The quest for best evolutionary models had started with the simplest model assuming equal base frequencies and one single type of mutations, and continued adding parameters that distinguished different types of mutation or unequal base frequencies (Fig. 2). The HKY85 model improved all previous models while offering a good compromise between bias and variance in the estimation of the parameters. Hence, it has been the choice in many molecular phylogenetic studies ever since. The sophistication of evolutionary models continued after HKY85, until the most complex evolutionary model possible, the general time reversible (GTR) was built (Tavaré 1986). Afterwards, it was realized that evolutionary models would need also to consider the heterogeneity of substitution rates across the sequence, which can be incorporated into the model by estimating the proportion of invariable sites (Hasegawa and Horai 1991), the alpha parameter of a gamma distribution (Yang 1993), or both (Gu et al. 1995). Given the variety of models of nucleotide substitution available, the Akaike information criterion (Akaike 1973) has been suggested for selecting the one that best fit the data (Posada and Buckley 2004). Furthermore, the same criterion can be used to select optimal partition schemes of the data (Lanfear et al. 2014).

The build of models of amino acid replacement has followed a parallel historical development. In this case, the number of changes between the 20 amino acids makes the Q matrix really complex, and thus researchers normally have opted to use empirical matrices that summarize the frequencies of amino acid replacements observed in large data sets such as mtREV (Adachi and Hasegawa 1996), mtART (Abascal et al. 2007) and mtZoa (Rota-Stabelli et al. 2009) for mitochondrial data and JTT (Jones et al. 1992), WAG (Whelan and Goldman 2001), and LG (Le and Gascuel 2008) for nuclear data.

At the end of the 1980s, the advent of automated Sanger sequencing (Ansorge et al. 1987), the popularization of the polymerase chain reaction (Saiki et al. 1988), and the design of versatile primers to amplify genes in many different living organisms (e.g., Kocher et al. 1989) greatly accelerated the acquisition of DNA sequence data for molecular phylogenetics in the 1990s.
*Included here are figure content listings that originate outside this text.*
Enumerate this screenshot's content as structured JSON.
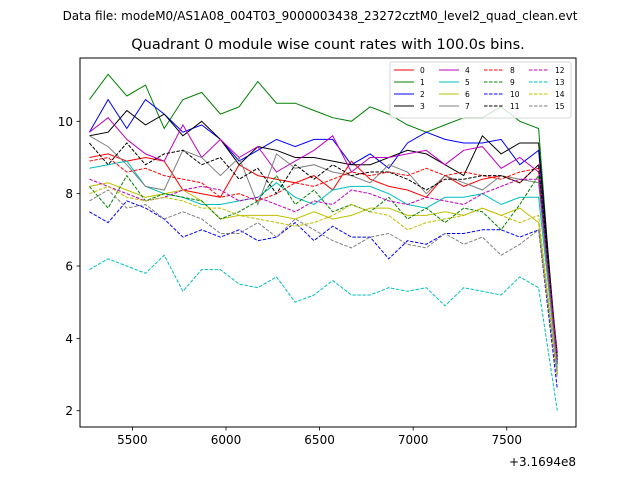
{
  "suptitle": "Data file: modeM0/AS1A08_004T03_9000003438_23272cztM0_level2_quad_clean.evt",
  "chart_data": {
    "type": "line",
    "title": "Quadrant 0 module wise count rates with 100.0s bins.",
    "xlabel": "",
    "ylabel": "",
    "offset_text": "+3.1694e8",
    "x_offset": 316940000,
    "xlim": [
      5220,
      7870
    ],
    "ylim": [
      1.55,
      11.75
    ],
    "x_ticks": [
      5500,
      6000,
      6500,
      7000,
      7500
    ],
    "y_ticks": [
      2,
      4,
      6,
      8,
      10
    ],
    "legend_position": "top-right",
    "x": [
      5270,
      5370,
      5470,
      5570,
      5670,
      5770,
      5870,
      5970,
      6070,
      6170,
      6270,
      6370,
      6470,
      6570,
      6670,
      6770,
      6870,
      6970,
      7070,
      7170,
      7270,
      7370,
      7470,
      7570,
      7670,
      7770
    ],
    "series": [
      {
        "name": "0",
        "color": "#ff0000",
        "dash": false,
        "values": [
          9.0,
          9.1,
          8.9,
          9.0,
          8.9,
          8.1,
          8.0,
          7.9,
          8.8,
          8.5,
          8.4,
          8.3,
          8.5,
          8.1,
          8.9,
          8.4,
          8.2,
          8.1,
          7.9,
          8.5,
          8.2,
          8.4,
          8.5,
          8.3,
          8.8,
          3.3
        ]
      },
      {
        "name": "1",
        "color": "#008000",
        "dash": false,
        "values": [
          10.6,
          11.3,
          10.7,
          11.0,
          9.8,
          10.6,
          10.8,
          10.2,
          10.4,
          11.1,
          10.5,
          10.5,
          10.3,
          10.1,
          10.0,
          10.4,
          10.2,
          9.9,
          9.7,
          9.9,
          10.1,
          10.1,
          10.4,
          10.0,
          9.8,
          3.0
        ]
      },
      {
        "name": "2",
        "color": "#0000ff",
        "dash": false,
        "values": [
          9.7,
          10.6,
          9.8,
          10.6,
          10.2,
          9.7,
          9.9,
          9.5,
          8.9,
          9.2,
          9.5,
          9.3,
          9.5,
          9.5,
          8.8,
          9.1,
          8.7,
          9.4,
          9.7,
          9.5,
          9.4,
          9.4,
          9.5,
          8.8,
          9.2,
          3.3
        ]
      },
      {
        "name": "3",
        "color": "#000000",
        "dash": false,
        "values": [
          9.6,
          9.7,
          10.3,
          9.9,
          10.2,
          9.6,
          10.0,
          9.5,
          8.8,
          9.3,
          9.2,
          9.0,
          9.0,
          8.9,
          8.8,
          8.8,
          9.0,
          9.2,
          9.1,
          8.8,
          8.5,
          9.6,
          9.1,
          9.4,
          9.4,
          3.4
        ]
      },
      {
        "name": "4",
        "color": "#bf00bf",
        "dash": false,
        "values": [
          9.7,
          10.1,
          9.5,
          9.1,
          8.9,
          9.9,
          9.0,
          9.5,
          9.0,
          9.3,
          8.6,
          8.9,
          9.2,
          9.6,
          8.6,
          9.0,
          9.0,
          9.1,
          9.2,
          8.8,
          9.2,
          9.3,
          8.7,
          9.0,
          8.6,
          3.6
        ]
      },
      {
        "name": "5",
        "color": "#00bfbf",
        "dash": false,
        "values": [
          8.7,
          8.8,
          8.9,
          8.2,
          8.0,
          7.9,
          7.7,
          7.7,
          7.8,
          7.9,
          8.3,
          7.9,
          7.7,
          8.1,
          8.2,
          8.2,
          8.0,
          7.7,
          7.6,
          7.9,
          7.9,
          8.0,
          7.7,
          7.9,
          7.9,
          3.2
        ]
      },
      {
        "name": "6",
        "color": "#bfbf00",
        "dash": false,
        "values": [
          8.2,
          8.3,
          8.1,
          7.9,
          8.0,
          8.1,
          7.8,
          7.3,
          7.4,
          7.4,
          7.4,
          7.3,
          7.5,
          7.3,
          7.4,
          7.6,
          7.6,
          7.4,
          7.4,
          7.5,
          7.4,
          7.6,
          7.4,
          7.6,
          7.2,
          3.0
        ]
      },
      {
        "name": "7",
        "color": "#808080",
        "dash": false,
        "values": [
          9.6,
          9.3,
          8.8,
          8.2,
          8.1,
          9.2,
          9.0,
          8.5,
          9.0,
          7.7,
          9.1,
          8.7,
          8.8,
          8.6,
          8.5,
          8.3,
          8.8,
          8.6,
          8.0,
          8.5,
          8.3,
          8.1,
          8.5,
          8.4,
          8.3,
          3.1
        ]
      },
      {
        "name": "8",
        "color": "#ff0000",
        "dash": true,
        "values": [
          8.9,
          9.0,
          8.6,
          8.7,
          8.5,
          8.4,
          8.3,
          7.9,
          8.0,
          7.8,
          8.0,
          8.3,
          8.2,
          8.4,
          8.6,
          8.5,
          8.6,
          8.5,
          8.7,
          8.5,
          8.6,
          8.5,
          8.4,
          8.6,
          8.7,
          3.5
        ]
      },
      {
        "name": "9",
        "color": "#008000",
        "dash": true,
        "values": [
          8.2,
          7.6,
          8.5,
          7.8,
          8.0,
          7.9,
          7.8,
          7.3,
          7.5,
          7.8,
          8.5,
          7.7,
          8.1,
          7.5,
          7.7,
          7.5,
          7.9,
          7.3,
          7.6,
          7.2,
          7.6,
          7.5,
          7.0,
          7.7,
          8.5,
          3.4
        ]
      },
      {
        "name": "10",
        "color": "#0000ff",
        "dash": true,
        "values": [
          7.5,
          7.2,
          7.8,
          7.6,
          7.3,
          6.8,
          7.0,
          6.8,
          7.0,
          6.7,
          6.8,
          7.2,
          6.7,
          7.1,
          6.8,
          6.8,
          6.2,
          6.7,
          6.6,
          6.9,
          6.9,
          7.0,
          7.0,
          6.8,
          7.0,
          2.6
        ]
      },
      {
        "name": "11",
        "color": "#000000",
        "dash": true,
        "values": [
          9.4,
          8.8,
          9.4,
          8.8,
          9.1,
          9.2,
          8.8,
          9.0,
          8.4,
          8.7,
          8.0,
          8.8,
          8.4,
          8.8,
          8.5,
          8.6,
          8.6,
          8.4,
          8.1,
          8.4,
          8.4,
          8.5,
          8.5,
          8.3,
          8.8,
          3.5
        ]
      },
      {
        "name": "12",
        "color": "#bf00bf",
        "dash": true,
        "values": [
          8.4,
          8.2,
          8.0,
          7.8,
          7.9,
          8.1,
          8.2,
          8.1,
          7.8,
          7.9,
          7.7,
          7.5,
          7.8,
          7.7,
          8.1,
          8.0,
          7.8,
          7.7,
          7.9,
          7.8,
          7.7,
          8.0,
          8.2,
          8.4,
          8.4,
          3.4
        ]
      },
      {
        "name": "13",
        "color": "#00bfbf",
        "dash": true,
        "values": [
          5.9,
          6.2,
          6.0,
          5.8,
          6.3,
          5.3,
          5.9,
          5.9,
          5.5,
          5.4,
          5.7,
          5.0,
          5.2,
          5.6,
          5.2,
          5.2,
          5.4,
          5.3,
          5.4,
          4.9,
          5.4,
          5.3,
          5.2,
          5.7,
          5.4,
          2.0
        ]
      },
      {
        "name": "14",
        "color": "#bfbf00",
        "dash": true,
        "values": [
          8.0,
          8.2,
          7.9,
          7.8,
          7.9,
          7.8,
          7.6,
          7.6,
          7.4,
          7.3,
          7.2,
          7.1,
          7.2,
          7.4,
          7.7,
          7.5,
          7.4,
          7.0,
          7.2,
          7.3,
          7.4,
          7.6,
          7.4,
          7.2,
          7.4,
          3.0
        ]
      },
      {
        "name": "15",
        "color": "#808080",
        "dash": true,
        "values": [
          7.8,
          8.1,
          7.6,
          7.7,
          7.3,
          7.5,
          7.3,
          6.9,
          6.9,
          7.2,
          6.8,
          7.3,
          7.0,
          6.7,
          6.5,
          6.8,
          6.9,
          6.6,
          6.5,
          6.9,
          6.6,
          6.8,
          6.3,
          6.6,
          7.0,
          2.9
        ]
      }
    ]
  }
}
Moreover, at the turn of the century phylogenetic methods came of age, first by the incorporation of likelihood ratio tests that started the possibility of contrasting evolutionary hypotheses (Huelsenbeck and Rannala 1997) and afterwards by the application of Bayesian inference (Yang and Rannala 1997; Huelsenbeck et al. 2001). The latter allowed the use of empirical mixture models for across-site heterogeneities (Lartillot and Philippe 2004), the implementation of relaxed molecular clocks (Drummond and Suchard 2010), and triggered a burst of phylogenetic comparative methods (Revell 2012), among other innovations.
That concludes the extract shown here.